Gestionar la experiencia es la capacidad de la organización de identificar la necesidad emocional de los clientes en cada interacción, comprender las razones detrás de esa necesidad y responder de manera efectiva y adecuada. Según una investigación de PwC de 2018, solo el 38% de los consumidores estadounidenses dicen que los empleados con los que interactúan comprenden sus necesidades. ¿Por qué fallan?

La razón principal por la que las estrategias de experiencia de cliente fallan es que no están diseñadas teniendo en cuenta el cambio o la innovación. Los indicadores denotan el rendimiento a lo largo del tiempo y deberían ser la medida para la mejora futura: mayores beneficios para los clientes y mejores resultados para la empresa. Por ello, una estrategia de experiencia de cliente es un programa de cambio.

La estrategia de experiencia de cliente involucra a toda la organización -es un error creer que únicamente es responsabilidad del área de marketing-, por lo cual su implementación tiene un gran impacto en la cultura y en los comportamientos de todos los colaboradores. Las organizaciones deben contar con un sistema de gestión que integre todos los elementos relevantes para comprender, diseñar y tomar decisiones a partir de las emociones y percepciones de los consumidores.

«Experiencia de cliente» o «CX» es una estrategia de negocio que enfatiza los vínculos emocionales entre los clientes o consumidores y las marcas para brindarles mayores beneficios, y lograr una recompensa económica en la organización.

Las emociones, o lo que las marcas hacen sentir a los consumidores, son el componente principal del recuerdo. El recuerdo determina los comportamientos y decisiones futuras de los consumidores, y éstas últimas, generan impacto en los resultados de la organización.
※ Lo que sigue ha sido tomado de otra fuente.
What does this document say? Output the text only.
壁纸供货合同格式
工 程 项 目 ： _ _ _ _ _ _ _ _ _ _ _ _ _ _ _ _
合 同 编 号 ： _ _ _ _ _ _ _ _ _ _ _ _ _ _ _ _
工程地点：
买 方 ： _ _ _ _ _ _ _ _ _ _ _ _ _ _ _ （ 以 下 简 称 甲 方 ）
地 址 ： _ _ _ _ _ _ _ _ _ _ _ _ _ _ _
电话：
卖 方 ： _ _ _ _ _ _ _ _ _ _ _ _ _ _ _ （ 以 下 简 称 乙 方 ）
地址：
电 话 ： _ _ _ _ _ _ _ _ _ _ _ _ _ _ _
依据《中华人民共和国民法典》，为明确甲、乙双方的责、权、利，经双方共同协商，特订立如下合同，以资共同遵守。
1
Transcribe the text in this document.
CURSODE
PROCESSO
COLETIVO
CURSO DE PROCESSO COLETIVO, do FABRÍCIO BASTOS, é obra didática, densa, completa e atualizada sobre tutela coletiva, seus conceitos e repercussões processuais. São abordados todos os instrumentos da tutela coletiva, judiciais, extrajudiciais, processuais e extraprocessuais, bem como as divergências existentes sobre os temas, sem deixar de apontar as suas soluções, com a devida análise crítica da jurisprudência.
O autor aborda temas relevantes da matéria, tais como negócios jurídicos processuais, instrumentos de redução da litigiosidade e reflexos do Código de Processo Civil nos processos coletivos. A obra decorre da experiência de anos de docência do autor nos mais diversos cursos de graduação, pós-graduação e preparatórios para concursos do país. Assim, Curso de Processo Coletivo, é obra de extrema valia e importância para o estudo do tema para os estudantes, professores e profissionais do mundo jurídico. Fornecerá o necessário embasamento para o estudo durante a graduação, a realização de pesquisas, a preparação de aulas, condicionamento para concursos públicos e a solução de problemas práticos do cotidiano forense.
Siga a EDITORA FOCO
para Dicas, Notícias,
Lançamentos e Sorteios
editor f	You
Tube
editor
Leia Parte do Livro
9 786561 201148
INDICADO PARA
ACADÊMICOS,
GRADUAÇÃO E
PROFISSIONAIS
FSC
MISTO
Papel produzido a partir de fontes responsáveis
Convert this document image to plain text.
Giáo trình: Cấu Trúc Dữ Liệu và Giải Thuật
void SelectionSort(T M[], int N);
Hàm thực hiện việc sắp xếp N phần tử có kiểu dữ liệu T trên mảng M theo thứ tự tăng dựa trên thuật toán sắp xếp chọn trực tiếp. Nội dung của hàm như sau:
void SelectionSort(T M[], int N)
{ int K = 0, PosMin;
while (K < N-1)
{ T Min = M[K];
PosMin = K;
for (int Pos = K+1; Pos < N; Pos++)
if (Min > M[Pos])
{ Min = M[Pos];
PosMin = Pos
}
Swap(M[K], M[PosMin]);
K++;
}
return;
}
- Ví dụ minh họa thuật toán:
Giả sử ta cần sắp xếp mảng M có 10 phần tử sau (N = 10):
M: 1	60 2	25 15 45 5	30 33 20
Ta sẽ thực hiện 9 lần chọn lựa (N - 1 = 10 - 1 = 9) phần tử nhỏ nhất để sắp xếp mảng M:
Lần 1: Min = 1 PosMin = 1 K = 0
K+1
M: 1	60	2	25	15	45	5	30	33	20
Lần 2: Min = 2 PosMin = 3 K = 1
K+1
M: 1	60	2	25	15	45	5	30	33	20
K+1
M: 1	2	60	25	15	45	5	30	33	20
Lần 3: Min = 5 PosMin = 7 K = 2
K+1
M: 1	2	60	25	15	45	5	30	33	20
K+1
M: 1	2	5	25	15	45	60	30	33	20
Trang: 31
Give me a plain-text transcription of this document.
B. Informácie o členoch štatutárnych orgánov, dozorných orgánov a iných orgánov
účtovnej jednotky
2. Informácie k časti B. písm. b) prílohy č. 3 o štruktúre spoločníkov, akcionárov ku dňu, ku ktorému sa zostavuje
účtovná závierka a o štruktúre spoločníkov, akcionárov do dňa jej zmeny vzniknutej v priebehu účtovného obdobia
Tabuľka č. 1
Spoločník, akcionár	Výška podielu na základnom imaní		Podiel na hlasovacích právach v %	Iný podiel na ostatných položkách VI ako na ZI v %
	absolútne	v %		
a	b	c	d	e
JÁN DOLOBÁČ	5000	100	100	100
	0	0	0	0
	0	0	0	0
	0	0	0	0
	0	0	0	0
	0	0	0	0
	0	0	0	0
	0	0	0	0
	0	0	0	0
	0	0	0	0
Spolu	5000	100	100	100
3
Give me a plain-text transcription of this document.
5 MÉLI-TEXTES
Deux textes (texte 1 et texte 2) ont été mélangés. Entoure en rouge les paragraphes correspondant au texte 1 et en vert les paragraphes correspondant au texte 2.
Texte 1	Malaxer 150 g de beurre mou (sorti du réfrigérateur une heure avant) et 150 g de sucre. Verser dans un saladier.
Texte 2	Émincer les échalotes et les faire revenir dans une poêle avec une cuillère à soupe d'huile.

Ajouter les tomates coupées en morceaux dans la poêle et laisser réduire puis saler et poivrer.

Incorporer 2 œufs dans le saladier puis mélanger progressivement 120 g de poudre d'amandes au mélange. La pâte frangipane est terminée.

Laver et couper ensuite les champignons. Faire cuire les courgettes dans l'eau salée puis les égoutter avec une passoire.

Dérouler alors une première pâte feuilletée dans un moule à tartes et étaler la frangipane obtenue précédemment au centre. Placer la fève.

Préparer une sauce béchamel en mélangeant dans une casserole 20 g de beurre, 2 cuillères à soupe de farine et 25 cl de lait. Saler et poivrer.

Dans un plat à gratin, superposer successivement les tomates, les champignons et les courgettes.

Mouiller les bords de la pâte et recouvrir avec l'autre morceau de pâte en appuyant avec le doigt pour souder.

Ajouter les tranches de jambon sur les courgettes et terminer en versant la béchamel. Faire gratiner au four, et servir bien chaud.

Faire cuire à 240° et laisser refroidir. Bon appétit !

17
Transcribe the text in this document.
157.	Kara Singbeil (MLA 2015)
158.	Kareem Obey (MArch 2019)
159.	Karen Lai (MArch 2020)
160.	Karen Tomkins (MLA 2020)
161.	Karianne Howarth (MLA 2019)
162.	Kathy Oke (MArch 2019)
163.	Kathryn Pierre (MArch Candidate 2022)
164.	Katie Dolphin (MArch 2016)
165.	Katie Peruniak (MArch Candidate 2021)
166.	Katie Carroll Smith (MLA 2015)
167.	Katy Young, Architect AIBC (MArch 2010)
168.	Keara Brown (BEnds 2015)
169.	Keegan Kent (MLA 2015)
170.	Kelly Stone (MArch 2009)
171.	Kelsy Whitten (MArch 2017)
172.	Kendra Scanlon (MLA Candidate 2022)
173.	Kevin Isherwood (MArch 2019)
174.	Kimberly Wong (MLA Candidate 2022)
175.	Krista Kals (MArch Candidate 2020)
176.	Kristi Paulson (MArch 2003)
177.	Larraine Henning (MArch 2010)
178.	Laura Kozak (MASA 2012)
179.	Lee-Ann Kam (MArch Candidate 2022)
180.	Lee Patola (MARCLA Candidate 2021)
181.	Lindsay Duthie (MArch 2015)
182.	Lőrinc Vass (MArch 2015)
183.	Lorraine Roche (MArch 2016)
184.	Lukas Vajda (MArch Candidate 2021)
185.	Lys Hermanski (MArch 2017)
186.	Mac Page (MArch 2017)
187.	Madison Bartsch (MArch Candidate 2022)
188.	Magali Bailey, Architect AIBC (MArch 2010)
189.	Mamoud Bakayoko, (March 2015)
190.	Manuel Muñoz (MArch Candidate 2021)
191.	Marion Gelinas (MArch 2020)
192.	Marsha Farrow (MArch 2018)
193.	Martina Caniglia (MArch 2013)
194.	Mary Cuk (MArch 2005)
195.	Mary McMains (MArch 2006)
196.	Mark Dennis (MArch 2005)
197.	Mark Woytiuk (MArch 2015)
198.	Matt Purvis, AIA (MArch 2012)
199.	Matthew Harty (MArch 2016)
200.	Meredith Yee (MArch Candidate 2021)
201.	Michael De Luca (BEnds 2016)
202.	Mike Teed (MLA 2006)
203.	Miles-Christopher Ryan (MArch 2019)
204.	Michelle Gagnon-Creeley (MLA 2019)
La «CX» es una estrategia que enfatiza el vínculo emocional

Para comprender la experiencia de los clientes se emplean varias herramientas y metodologías. Las más populares son las siguientes:

Arquetipos. Son personajes modelo que representan grupos de clientes a partir de sus motivaciones, necesidades, comportamientos y estilos de vida. Spotify, Amazon o Disney han conseguido personalizar la experiencia con esta herramienta.

Customer journey. Permite mirar a la organización desde la perspectiva del cliente como un proceso por el que transita para adquirir un producto o servicio, tomando en cuenta todas las interacciones (previas y posteriores a la compra).

Service blueprint. Profundiza en el mapeo de los elementos que afectan a la experiencia del cliente en la capa visible (lo que el cliente percibe por todos sus sentidos) e invisible (políticas, procesos y sistemas).

Estas herramientas visibilizan momentos de frustración, de dolor y momentos «wow!» (positivos). Asimismo, permiten detectar «momentos de la verdad», situaciones en que el cliente se pone en contacto con la organización y obtiene una percepción sobre la calidad del servicio, como devoluciones de producto, quejas telefónicas, instancias de pago, renovaciones de contratos o delivery de productos.

Tres guías para implementar un cambio

1. ¿Cuándo?
En los puntos de contacto del cliente con la organización.

2. ¿Cómo se mide?
Encuestas, estudios específicos, programas de la «voz del cliente».

3. Importancia para la toma de decisiones.
Creación de expectativas adecuadas y mejores experiencias con productos y servicios. Disminución de la brecha entre la expectativa y la percepción (satisfacción) de los consumidores.